Monday 25 July 2005.
Sky News the announcement in a 25/07/05 article: “The first mutant super weed has been discovered in the UK - the result of a cross between genetically modified rapeseed and an ordinary weed”.
In an official study, researchers found a genetically modified version of "mustard" (a common weed) at one of the test sites a year after experiments with rapeseed made resistant to a herbicide by manipulation genetic.
The plant tested proved to be resistant to the herbicide in question and contained the gene that had been inserted into the transgenic rapeseed.
According to Sky News, this is the first known case of such an event and it contradicts previous scientific claims that 'mustard' was unlikely to cross with rapeseed.
Some conclude that if GM rapeseed was commercially exploited, the herbicide-resistant weed would spread.

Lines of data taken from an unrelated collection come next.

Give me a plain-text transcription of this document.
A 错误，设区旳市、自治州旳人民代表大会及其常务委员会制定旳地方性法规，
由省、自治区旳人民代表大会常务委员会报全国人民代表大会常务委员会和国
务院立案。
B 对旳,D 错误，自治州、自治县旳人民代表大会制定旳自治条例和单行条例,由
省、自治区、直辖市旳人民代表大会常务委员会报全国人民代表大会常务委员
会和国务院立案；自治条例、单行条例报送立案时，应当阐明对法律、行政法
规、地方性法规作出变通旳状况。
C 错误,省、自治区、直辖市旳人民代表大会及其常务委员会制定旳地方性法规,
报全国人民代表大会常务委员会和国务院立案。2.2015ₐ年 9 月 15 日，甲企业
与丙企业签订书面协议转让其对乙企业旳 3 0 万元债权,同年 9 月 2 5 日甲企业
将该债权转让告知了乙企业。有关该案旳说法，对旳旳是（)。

Emily Diamand, Friends of the Earth GMO Officer, said: "We see the real possibility that transgenic super weeds are being created, with serious consequences for farmers and the environment."
In an article published the 25 / 07 / 05 BBC News for its part, relativized the information, explaining that only one mutant plant had been discovered.
The Bayer firm has submitted to the European Commission two requests for cultivation of GM rapeseed.